Many electronic gadgets on the market have much the same technology — or brain — inside them. One circular economy idea would be if products were able to share these brains between products, which could be unplugged and reused in others during or at the end of a product's life.
Printed wiring boards within electrical products contain all the value, via precious metals in their components, so disassembly is largely about getting to the PWB. In this concept, the PWB itself is a low-tech, soluble material that could be dissolved in water to release the valuable components.
The Instant Disassembly concept uses sound waves or heat so that product automatically fall apart in order to dismantle them.
Circular thinking stretches current design
Circular economy thinking does stretch some of the traditional boundaries of design. Designing within and for systems is not new to designers, as they do it all the time. But traditional design systems are production or commercial; cultural or consumption; or even digital ecosystems. Circular economy concepts ask designers to think about different, broader systems such as living systems. That does change the way we design, plus in time, may also lead to new ways of thinking about who a designer is in the future.
The $64,000 question: were we more creative or innovative by having designers in the room? It’s hard to say really, without knowing how other events went, but EMF feedback suggests:
"Live sketching during the Foundation's third and final Teardown Lab 2012 provided the groups with the ability to develop and communicate their creative re-design ideas. The Seymourpowell designers enabled new concepts to be well thought-through, resulting in a range of innovative ideas for both products and systems to be presented and discussed. A very rich addition to this successful workshop series."
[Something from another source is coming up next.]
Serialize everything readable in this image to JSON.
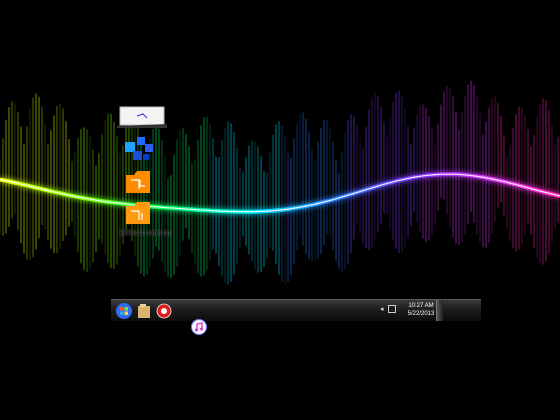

— Jules Hayward, Education Projects Coordinator, Ellen MacArthur Foundation
It certainly did surprise me how quickly people grasped the transformational nature of circular economy thinking, and how readily and easily people were able to move beyond creeping incrementalism, towards more breakthrough ideas and concepts.
Personally, I would have loved to spend more time on the design questions that the Teardown Lab’s disassembly process unearthed, which we only just began to unpack. The Seymourpowell gang left with an appetite to do more events like this, around circular economy topics, and more general involvement with design teachers and young designers.